In philosophy (when we are broad-minded) we tend to think of Turing Tests as "kinds of behavioural tests for the presence of mind, or thought, or intelligence in putatively minded entities." In a recent (2009) article [that I discussed in a reading group with Morgan Bennett, a PhD Student at UCSB] ("Understanding in economics: Gray-box models. In H.W. de Regt, S. Leonelli & K. Eigner (Eds.), Scientific understanding: Philosophical perspectives (pp. 210-229). Pittsburgh), the Dutch philosopher-historian of economics, Marcel Boumans (a former colleague in the ill-fated Amsterdam History and Methodology of Economics group), stretches the Turing Test concept to mean: "Reports based on the output of the quantitative model and on measurements of the real system are presented to a team of experts. When they are not able to distinguish between the model output and the system output, the model is said to be valid." This is then glossed by Boumans as "an observer (interrogator or expert) has to decide whether a distinction can be made between a computer output and output from the “real” world." (218-9) Let's call this kind of reasoning a "System Turing Test." (Boumans cites work using the System Turing Test in systems engineering.)
Boumans points out that arguments that rely on something like the System Turing Test were used to justify two important practices in Economics: (1) the use of "artificial, abstract, patently 'unreal'" models (219; Boumans is quoting Nobel Laureate Lucas). (2) the rise of simulations on artificial economies (220ff; represented by the work of Kydland and Prescott, who also won Nobels for it). The first is a variant on famous arguments by Milton Friedman. (I have written on these elsewhere and here.) The second use is not restricted to economics; I believe climate change research also engages in it. What makes the work of Kydland and Prescott interesting is that their simulations were explicitly not designed to predict, but rather (in a passage quoted by Boumans) to measure “What is the quantitative nature of fluctuations induced by technology shocks?” So, the simulation gets used to reveal a property of the model (which, in turn, is supposed to reflect the real system).

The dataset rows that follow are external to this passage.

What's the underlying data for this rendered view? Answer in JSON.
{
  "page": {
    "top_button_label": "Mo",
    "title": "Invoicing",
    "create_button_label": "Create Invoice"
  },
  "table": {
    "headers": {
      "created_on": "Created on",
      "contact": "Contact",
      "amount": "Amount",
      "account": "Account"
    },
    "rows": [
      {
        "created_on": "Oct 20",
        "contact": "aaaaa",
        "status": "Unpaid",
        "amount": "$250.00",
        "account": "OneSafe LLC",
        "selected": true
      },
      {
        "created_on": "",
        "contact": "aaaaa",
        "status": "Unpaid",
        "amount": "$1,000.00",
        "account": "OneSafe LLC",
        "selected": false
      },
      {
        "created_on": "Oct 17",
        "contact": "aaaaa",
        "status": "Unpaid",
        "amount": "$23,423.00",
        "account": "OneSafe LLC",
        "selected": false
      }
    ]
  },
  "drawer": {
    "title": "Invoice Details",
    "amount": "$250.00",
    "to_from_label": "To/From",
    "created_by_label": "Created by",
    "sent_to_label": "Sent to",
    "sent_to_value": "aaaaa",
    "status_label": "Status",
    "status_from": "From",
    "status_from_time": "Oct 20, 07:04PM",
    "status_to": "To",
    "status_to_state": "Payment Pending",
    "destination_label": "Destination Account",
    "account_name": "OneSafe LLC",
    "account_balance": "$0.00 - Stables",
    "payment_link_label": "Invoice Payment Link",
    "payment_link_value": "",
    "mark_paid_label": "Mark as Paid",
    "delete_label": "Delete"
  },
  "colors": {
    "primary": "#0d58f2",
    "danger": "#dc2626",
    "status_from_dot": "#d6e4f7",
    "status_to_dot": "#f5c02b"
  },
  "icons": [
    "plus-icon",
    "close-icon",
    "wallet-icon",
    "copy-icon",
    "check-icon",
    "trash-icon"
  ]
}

Now, when years ago (through a reading group with Boumans) I encountered the methodology of Kydkand and Prescott, I had a kind of gut reaction against their strategy of testing the model on the same data by which it was calibrated. (This practice is widespread in data-rich, theory-poor sciences that rely on simulation.) "They can't double-count!" (There is a rich philosophy of science literature on this issue with famous papers by Worrall and Mayo.) A few months ago I heard a great paper ("Can Data in Climate Science be Used for Calibration and Confirmation?",) by Charlotte Werndl thas a neat Bayesian argument that shows that double-counting can be justified on probabilistic grounds. (Note how rare it is that I say nice things about Bayesian arguments!) I re-interpret her argument as follows: sometimes we need to double-count in order to reveal a difference that makes a difference in the data (that absent double-counting would have remained invisible to us). Let's assume for the sake of argument that Werndl's argument works and that I reinterpreted it accurately (not sure about the latter).
Now let me grant that there are conditions in which double-counting will be successful. But given that the Bayesian argument relies on probabilistic reasoning there are surely also going to be (perhaps less likely) conditions when it is not successful. That is to say, even under the best circumstances, sometimes our simulations are inadequate. The System Turing Test defers the judgment on that fact to the expert who decides that the simulated output matches the underlying system. There is no further fact of the matter available. (That's why we're simulating.) Of course, the expert who has come to think about the world through the simulation may well develop overconfidence in the model (or incentives to favor it); something like this problem is not so uncommon in economics (as even economists have started to recognize). When the simulated universe knows no surprises, the experts' judgment will be cultivated to act like machines.